AMD sta preparando il terreno per una nuova generazione di processori che suddividono il lavoro tra tre diverse tipologie di core, ciascuna ottimizzata per specifiche esigenze di consumo energetico. L'indicazione emerge dalle patch inviate al kernel Linux da Vishal Badole, che introducono il riconoscimento di una categoria denominata Low Power, accanto alle già note categorie Performance ed Efficiency.
Se finora il sistema operativo Linux distingueva principalmente tra core ad alte prestazioni e core a consumo ridotto, adesso il codice prevede un ulteriore livello di specializzazione. La modifica riguarda specificamente le piattaforme eterogenee di AMD e sfrutta l'estensione x86 topology tramite l'identificazione CPUID Fn0x80000026. Questi nuovi core a ultra-basso consumo verranno marcati con il valore 2 nel campo Extended CPU Topology/Core Type, permettendo al sistema di distinguerli con precisione dai core efficiency già presenti nelle recenti architetture Zen.
La sostanza della novità risiede nel ruolo pensato per questa terza categoria: i core Low Power sono stati concepiti per gestire esclusivamente carichi di lavoro minimali, come processi in background o periodi di inattività, riducendo drasticamente l'assorbimento energetico.

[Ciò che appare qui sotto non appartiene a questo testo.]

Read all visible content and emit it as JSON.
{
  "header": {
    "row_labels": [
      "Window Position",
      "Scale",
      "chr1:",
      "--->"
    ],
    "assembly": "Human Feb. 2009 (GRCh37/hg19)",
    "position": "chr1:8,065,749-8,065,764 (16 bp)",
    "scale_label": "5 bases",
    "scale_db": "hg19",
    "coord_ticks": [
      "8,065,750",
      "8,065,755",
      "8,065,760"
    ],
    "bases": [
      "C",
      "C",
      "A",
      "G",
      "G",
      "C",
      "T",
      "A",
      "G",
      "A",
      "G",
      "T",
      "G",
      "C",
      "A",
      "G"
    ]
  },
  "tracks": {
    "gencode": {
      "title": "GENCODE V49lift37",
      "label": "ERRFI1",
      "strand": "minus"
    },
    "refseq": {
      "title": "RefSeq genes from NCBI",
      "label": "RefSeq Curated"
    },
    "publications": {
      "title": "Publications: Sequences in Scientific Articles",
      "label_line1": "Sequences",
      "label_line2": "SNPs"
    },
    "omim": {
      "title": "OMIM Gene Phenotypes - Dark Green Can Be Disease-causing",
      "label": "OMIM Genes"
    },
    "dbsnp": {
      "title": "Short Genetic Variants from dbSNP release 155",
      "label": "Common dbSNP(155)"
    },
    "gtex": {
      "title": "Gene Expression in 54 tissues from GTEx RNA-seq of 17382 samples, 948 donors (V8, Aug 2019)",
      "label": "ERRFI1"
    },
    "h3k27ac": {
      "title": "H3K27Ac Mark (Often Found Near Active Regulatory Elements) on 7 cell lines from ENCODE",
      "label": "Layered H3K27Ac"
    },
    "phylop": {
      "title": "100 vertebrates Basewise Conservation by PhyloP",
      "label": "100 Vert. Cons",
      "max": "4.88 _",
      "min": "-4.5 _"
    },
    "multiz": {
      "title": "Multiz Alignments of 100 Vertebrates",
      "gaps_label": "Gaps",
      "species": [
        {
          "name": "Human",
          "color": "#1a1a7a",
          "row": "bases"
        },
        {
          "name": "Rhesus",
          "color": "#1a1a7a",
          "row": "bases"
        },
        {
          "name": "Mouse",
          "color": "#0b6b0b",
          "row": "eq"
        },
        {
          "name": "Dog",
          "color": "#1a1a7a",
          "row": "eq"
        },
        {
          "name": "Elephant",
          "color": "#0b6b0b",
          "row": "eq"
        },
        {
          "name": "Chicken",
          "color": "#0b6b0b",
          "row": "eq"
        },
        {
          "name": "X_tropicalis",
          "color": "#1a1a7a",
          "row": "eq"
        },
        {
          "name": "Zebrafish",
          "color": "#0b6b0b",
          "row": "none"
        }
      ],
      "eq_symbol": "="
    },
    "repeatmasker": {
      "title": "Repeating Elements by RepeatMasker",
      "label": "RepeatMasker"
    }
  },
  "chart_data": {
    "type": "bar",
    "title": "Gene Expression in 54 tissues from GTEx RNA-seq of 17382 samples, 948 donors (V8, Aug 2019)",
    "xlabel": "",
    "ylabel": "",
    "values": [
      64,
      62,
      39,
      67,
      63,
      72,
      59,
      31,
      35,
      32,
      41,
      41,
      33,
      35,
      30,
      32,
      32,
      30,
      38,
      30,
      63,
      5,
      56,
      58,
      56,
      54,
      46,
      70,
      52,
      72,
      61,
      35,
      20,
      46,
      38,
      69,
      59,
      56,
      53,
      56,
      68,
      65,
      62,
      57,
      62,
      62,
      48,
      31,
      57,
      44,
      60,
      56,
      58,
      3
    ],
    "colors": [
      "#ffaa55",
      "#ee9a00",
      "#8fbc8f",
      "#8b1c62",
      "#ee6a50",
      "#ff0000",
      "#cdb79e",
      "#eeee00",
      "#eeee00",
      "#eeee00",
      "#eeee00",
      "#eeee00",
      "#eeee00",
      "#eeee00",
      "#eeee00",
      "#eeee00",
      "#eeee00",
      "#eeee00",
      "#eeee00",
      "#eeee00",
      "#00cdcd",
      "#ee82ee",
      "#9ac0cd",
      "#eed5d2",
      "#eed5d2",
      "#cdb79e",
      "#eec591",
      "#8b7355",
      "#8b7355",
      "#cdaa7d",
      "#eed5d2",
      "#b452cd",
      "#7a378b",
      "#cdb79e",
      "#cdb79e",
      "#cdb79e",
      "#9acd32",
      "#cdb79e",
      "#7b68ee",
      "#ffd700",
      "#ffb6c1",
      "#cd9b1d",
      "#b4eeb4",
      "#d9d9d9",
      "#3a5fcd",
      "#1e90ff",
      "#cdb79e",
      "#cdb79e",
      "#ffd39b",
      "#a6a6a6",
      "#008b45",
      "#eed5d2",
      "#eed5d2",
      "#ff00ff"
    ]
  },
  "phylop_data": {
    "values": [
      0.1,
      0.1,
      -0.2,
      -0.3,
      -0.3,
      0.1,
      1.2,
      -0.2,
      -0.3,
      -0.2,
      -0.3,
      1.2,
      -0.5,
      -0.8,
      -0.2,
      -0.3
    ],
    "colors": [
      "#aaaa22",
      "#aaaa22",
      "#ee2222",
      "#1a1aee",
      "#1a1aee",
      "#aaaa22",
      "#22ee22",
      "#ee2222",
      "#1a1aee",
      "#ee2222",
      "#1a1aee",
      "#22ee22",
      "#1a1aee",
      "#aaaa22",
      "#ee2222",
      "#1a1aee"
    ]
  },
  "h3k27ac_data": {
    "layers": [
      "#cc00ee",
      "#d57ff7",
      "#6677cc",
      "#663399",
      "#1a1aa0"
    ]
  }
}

Non si tratta quindi di una semplice variante dei core dense utilizzati nelle serie Zen 4c e Zen 5c, ma di una soluzione strutturalmente diversa orientata all'efficienza massima. Dal punto di vista del kernel, l'implementazione evita che questi core vengano etichettati come sconosciuti nei sistemi di diagnostica di Linux e garantisce una gestione corretta della velocità di boost tramite la funzione amd_get_highest_perf(), lo stesso metodo già applicato agli efficiency core.
Il modello richiama soluzioni già presenti in alcune piattaforme mobili Intel, dove core dedicati all'interno dei SoC si occupano di attività leggere preservando l'autonomia della batteria. Per AMD, lo scenario più plausibile rimane l'integrazione in processori mobili per notebook e dispositivi portatili, ambiti dove la gestione intelligente dei carichi di fondo rappresenta un fattore critico quanto la potenza di picco. L'azienda ha recentemente intensificato la segmentazione della sua gamma mobile, introducendo denominazioni Ryzen sempre più specifiche per il mercato laptop.
Al momento AMD non ha comunicato alcun dettaglio su produttività commerciali, varianti di SKU o finestre di lancio previste. Collegare questa patch a generazioni specifiche come Zen 6 o a particolari linee Ryzen costituirebbe un'estrapolazione non confermata. L'unico dato concreto disponibile rimane il lavoro tecnico di supporto nel kernel Linux, parte di un percorso evolutivo che continua a ridefinire la stratificazione delle architetture nei processori moderni.